January 15 - "Olympicopolis" was the word of the day in City Hall here today as members of the London Legacy Development Corporation, including chairman and London Mayor Boris Johnson, were shoved under the spotlight to answer all manner of questions on the legacy of London 2012.
With questions swaying from Legacy Company funding, Community Land Trusts and housing on the former Olympic site, it was the latter that drew most queries from members of the London Assembly and which Johnson dubbed "Olympicopolis".
Inspired by Prince Albert's "Albertopolis", which used proceeds from the 1851 Great Exhibition to create the 86-acre site around Exhibition Road in South Kensington which now includes the Royal Albert Hall, Victoria and Albert Museum (V&A) and the Science Museum, the project looks to create a new educational and cultural quarter at the Queen Elizabeth Olympic Park.
Early plans for the project would see University College London (UCL) and V&A build new sites adjacent to the Stratford waterfront, on land between the Stadium and Stratford station.
A new UCL campus would see a new design school, centre for culture and heritage, biotech hub and technology centre alongside start-up space for entrepreneurs, while the V&A is planning a space to exhibit more of its permanent collection as well as providing opportunities for touring exhibitions.
"As our Olympic Park reopens, I want to raise our ambitions for this magnificent site to squeeze out every drop of potential," said Johnson.
"We want to use the Queen Elizabeth Olympic Park as a catalyst for the industries and technologies in which London now leads the world."

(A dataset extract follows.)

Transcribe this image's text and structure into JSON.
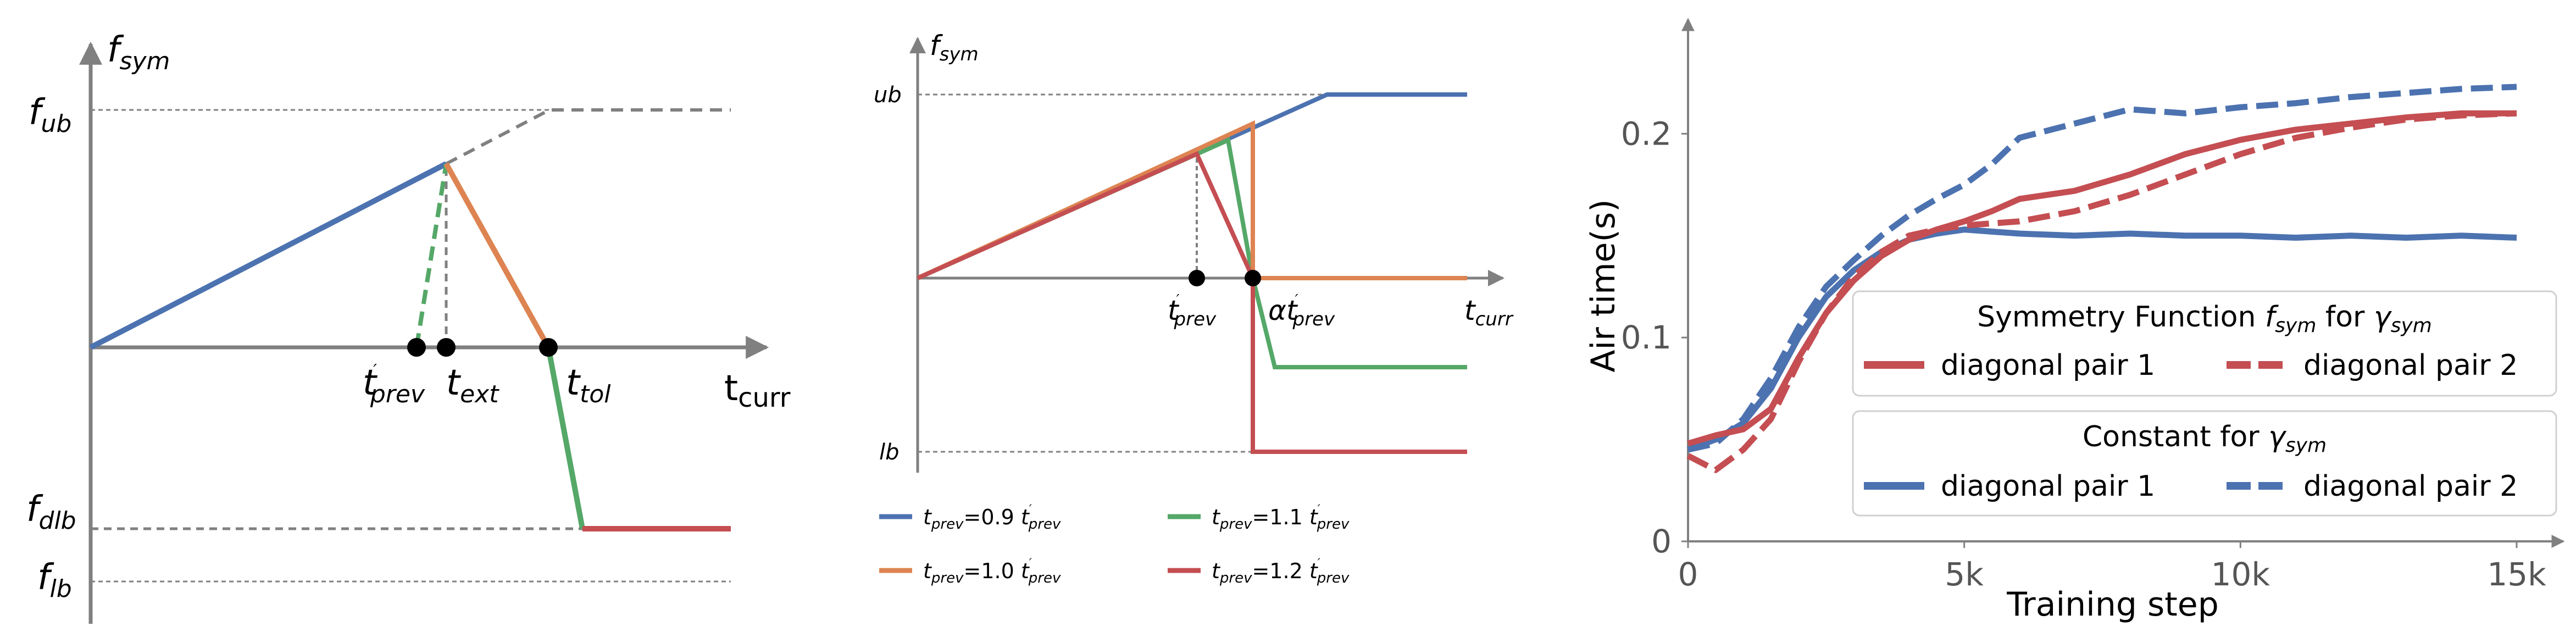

Although all well and good in theory - a sentiment echoed by the Assembly - issues arose when questions were raised on housing, and the Legacy Company's commitment to supply affordable housing to those on a low income.
This new project would see the current figure of 6,800 homes, set to be built on the new Olympic Park, reduced by up to 1,000, a point not lost on Assembly members, who began turning the screw on Johnson and his colleagues Neale Coleman, deputy chairman of the Legacy Company, and Dennis Hone, its chief executive.

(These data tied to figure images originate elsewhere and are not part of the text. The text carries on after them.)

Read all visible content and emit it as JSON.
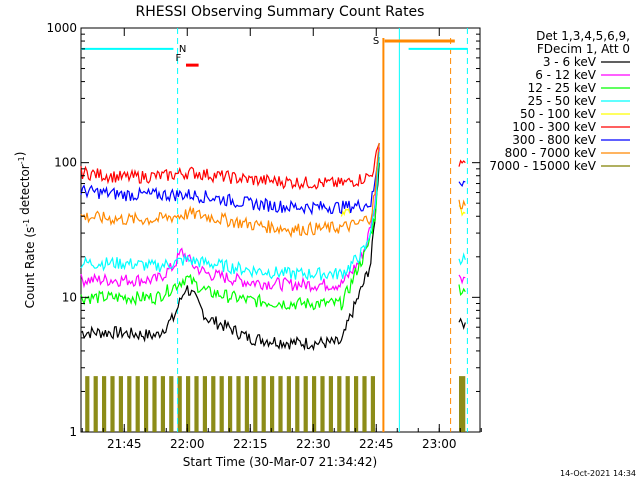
{
  "chart_data": {
    "type": "line",
    "title": "RHESSI Observing Summary Count Rates",
    "xlabel": "Start Time (30-Mar-07 21:34:42)",
    "ylabel_main": "Count Rate (s",
    "ylabel_sup1": "-1",
    "ylabel_mid": " detector",
    "ylabel_sup2": "-1",
    "ylabel_end": ")",
    "yscale": "log",
    "ylim": [
      1,
      1000
    ],
    "xlim_minutes": [
      0,
      95
    ],
    "y_ticks": [
      {
        "value": 1,
        "label": "1"
      },
      {
        "value": 10,
        "label": "10"
      },
      {
        "value": 100,
        "label": "100"
      },
      {
        "value": 1000,
        "label": "1000"
      }
    ],
    "x_ticks": [
      {
        "minute": 10.3,
        "label": "21:45"
      },
      {
        "minute": 25.3,
        "label": "22:00"
      },
      {
        "minute": 40.3,
        "label": "22:15"
      },
      {
        "minute": 55.3,
        "label": "22:30"
      },
      {
        "minute": 70.3,
        "label": "22:45"
      },
      {
        "minute": 85.3,
        "label": "23:00"
      }
    ],
    "legend_header": [
      "Det 1,3,4,5,6,9,",
      "FDecim 1, Att 0"
    ],
    "series": [
      {
        "name": "3 - 6 keV",
        "color": "#000000",
        "points": [
          [
            0,
            5.5
          ],
          [
            8,
            5.5
          ],
          [
            18,
            5.2
          ],
          [
            22,
            7
          ],
          [
            25,
            12
          ],
          [
            27,
            10
          ],
          [
            30,
            7
          ],
          [
            35,
            6
          ],
          [
            40,
            5
          ],
          [
            50,
            4.6
          ],
          [
            60,
            4.6
          ],
          [
            62,
            4.6
          ],
          [
            64,
            7
          ],
          [
            66,
            10
          ],
          [
            67,
            12
          ],
          [
            69,
            18
          ],
          [
            70,
            40
          ],
          [
            71,
            100
          ]
        ],
        "points2": [
          [
            90,
            7
          ],
          [
            91.5,
            6.5
          ]
        ]
      },
      {
        "name": "6 - 12 keV",
        "color": "#ff00ff",
        "points": [
          [
            0,
            13.5
          ],
          [
            10,
            13.5
          ],
          [
            18,
            13.5
          ],
          [
            22,
            17
          ],
          [
            24,
            22
          ],
          [
            27,
            17
          ],
          [
            30,
            15
          ],
          [
            40,
            13
          ],
          [
            50,
            12.5
          ],
          [
            60,
            12.5
          ],
          [
            62,
            12.5
          ],
          [
            64,
            15
          ],
          [
            66,
            18
          ],
          [
            68,
            25
          ],
          [
            70,
            50
          ],
          [
            71,
            130
          ]
        ],
        "points2": [
          [
            90,
            15
          ],
          [
            91.5,
            14
          ]
        ]
      },
      {
        "name": "12 - 25 keV",
        "color": "#00ff00",
        "points": [
          [
            0,
            10
          ],
          [
            8,
            10
          ],
          [
            18,
            10
          ],
          [
            22,
            12
          ],
          [
            25,
            14
          ],
          [
            30,
            11
          ],
          [
            40,
            9.5
          ],
          [
            50,
            9
          ],
          [
            60,
            9
          ],
          [
            62,
            9
          ],
          [
            64,
            12
          ],
          [
            66,
            17
          ],
          [
            68,
            22
          ],
          [
            70,
            40
          ],
          [
            71,
            110
          ]
        ],
        "points2": [
          [
            90,
            12
          ],
          [
            91.5,
            11
          ]
        ]
      },
      {
        "name": "25 - 50 keV",
        "color": "#00ffff",
        "points": [
          [
            0,
            18
          ],
          [
            10,
            18
          ],
          [
            18,
            17
          ],
          [
            22,
            18
          ],
          [
            25,
            19
          ],
          [
            30,
            18
          ],
          [
            40,
            16
          ],
          [
            50,
            15
          ],
          [
            60,
            15
          ],
          [
            62,
            15
          ],
          [
            64,
            17
          ],
          [
            66,
            20
          ],
          [
            68,
            24
          ],
          [
            70,
            45
          ],
          [
            71,
            120
          ]
        ],
        "points2": [
          [
            90,
            20
          ],
          [
            91.5,
            19
          ]
        ]
      },
      {
        "name": "50 - 100 keV",
        "color": "#ffff00",
        "points": [
          [
            62,
            40
          ],
          [
            64,
            42
          ]
        ],
        "points2": [
          [
            90,
            45
          ],
          [
            91.5,
            42
          ]
        ]
      },
      {
        "name": "100 - 300 keV",
        "color": "#ff0000",
        "points": [
          [
            0,
            85
          ],
          [
            10,
            78
          ],
          [
            20,
            80
          ],
          [
            26,
            85
          ],
          [
            30,
            82
          ],
          [
            40,
            75
          ],
          [
            50,
            72
          ],
          [
            62,
            70
          ],
          [
            66,
            75
          ],
          [
            69,
            80
          ],
          [
            70,
            100
          ],
          [
            71,
            140
          ]
        ],
        "points2": [
          [
            90,
            105
          ],
          [
            91.5,
            100
          ]
        ]
      },
      {
        "name": "300 - 800 keV",
        "color": "#0000ff",
        "points": [
          [
            0,
            62
          ],
          [
            10,
            58
          ],
          [
            20,
            58
          ],
          [
            26,
            58
          ],
          [
            30,
            56
          ],
          [
            40,
            50
          ],
          [
            50,
            47
          ],
          [
            62,
            47
          ],
          [
            66,
            48
          ],
          [
            69,
            50
          ],
          [
            70,
            70
          ],
          [
            71,
            140
          ]
        ],
        "points2": [
          [
            90,
            75
          ],
          [
            91.5,
            72
          ]
        ]
      },
      {
        "name": "800 - 7000 keV",
        "color": "#ff8800",
        "points": [
          [
            0,
            40
          ],
          [
            10,
            38
          ],
          [
            18,
            38
          ],
          [
            26,
            42
          ],
          [
            30,
            40
          ],
          [
            40,
            35
          ],
          [
            50,
            32
          ],
          [
            62,
            33
          ],
          [
            66,
            35
          ],
          [
            69,
            40
          ],
          [
            70,
            60
          ],
          [
            71,
            140
          ]
        ],
        "points2": [
          [
            90,
            50
          ],
          [
            91.5,
            48
          ]
        ]
      },
      {
        "name": "7000 - 15000 keV",
        "color": "#808000",
        "points": [],
        "points2": []
      }
    ],
    "olive_bursts": [
      [
        1,
        2
      ],
      [
        3,
        4
      ],
      [
        5,
        6
      ],
      [
        7,
        8
      ],
      [
        9,
        10
      ],
      [
        11,
        12
      ],
      [
        13,
        14
      ],
      [
        15,
        16
      ],
      [
        17,
        18
      ],
      [
        19,
        20
      ],
      [
        21,
        22
      ],
      [
        23,
        24
      ],
      [
        25,
        26
      ],
      [
        27,
        28
      ],
      [
        29,
        30
      ],
      [
        31,
        32
      ],
      [
        33,
        34
      ],
      [
        35,
        36
      ],
      [
        37,
        38
      ],
      [
        39,
        40
      ],
      [
        41,
        42
      ],
      [
        43,
        44
      ],
      [
        45,
        46
      ],
      [
        47,
        48
      ],
      [
        49,
        50
      ],
      [
        51,
        52
      ],
      [
        53,
        54
      ],
      [
        55,
        56
      ],
      [
        57,
        58
      ],
      [
        59,
        60
      ],
      [
        61,
        62
      ],
      [
        63,
        64
      ],
      [
        65,
        66
      ],
      [
        67,
        68
      ],
      [
        69,
        70
      ],
      [
        90,
        91.5
      ]
    ],
    "saa_start": 23,
    "night_start": 75.8,
    "night_end": 91.7,
    "orange_dashed_x": 88,
    "orange_solid_x": 72,
    "cyan_dashed_x1": 23,
    "cyan_dashed_x2": 92,
    "flags": [
      {
        "label": "N",
        "color": "#00ffff"
      },
      {
        "label": "F",
        "color": "#ff0000"
      },
      {
        "label": "S",
        "color": "#ff8800"
      }
    ],
    "cyan_flag_ranges": [
      [
        0,
        22
      ],
      [
        78,
        92
      ]
    ],
    "orange_flag_range": [
      72.3,
      89
    ],
    "red_flag_range": [
      25,
      28
    ],
    "timestamp": "14-Oct-2021 14:34"
  }
}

Members, notably Labour's Nick Gavron and Tom Copley, questioned the effect this would have on affordable homes in the Park, of which there is a set target of between 20 and 35 per cent, and queried whether the numbers would be made up elsewhere in order to factor in this loss of housing.
In his normal defiant way, Johnson jumped to the defence of the project claiming the economic growth it would spur in the area would far outweigh the loss of homes and will help in the development of another 24,000 homes across the local London Boroughs, due to the interest it will provide potential developers.
Although not a direct answer to the questions raised, Johnson did emphasise the need for jobs in the area, claiming this new project could bring up to 10,000 new jobs to Londoners and the 24,000 new homes would provide adequate housing for those who needed it.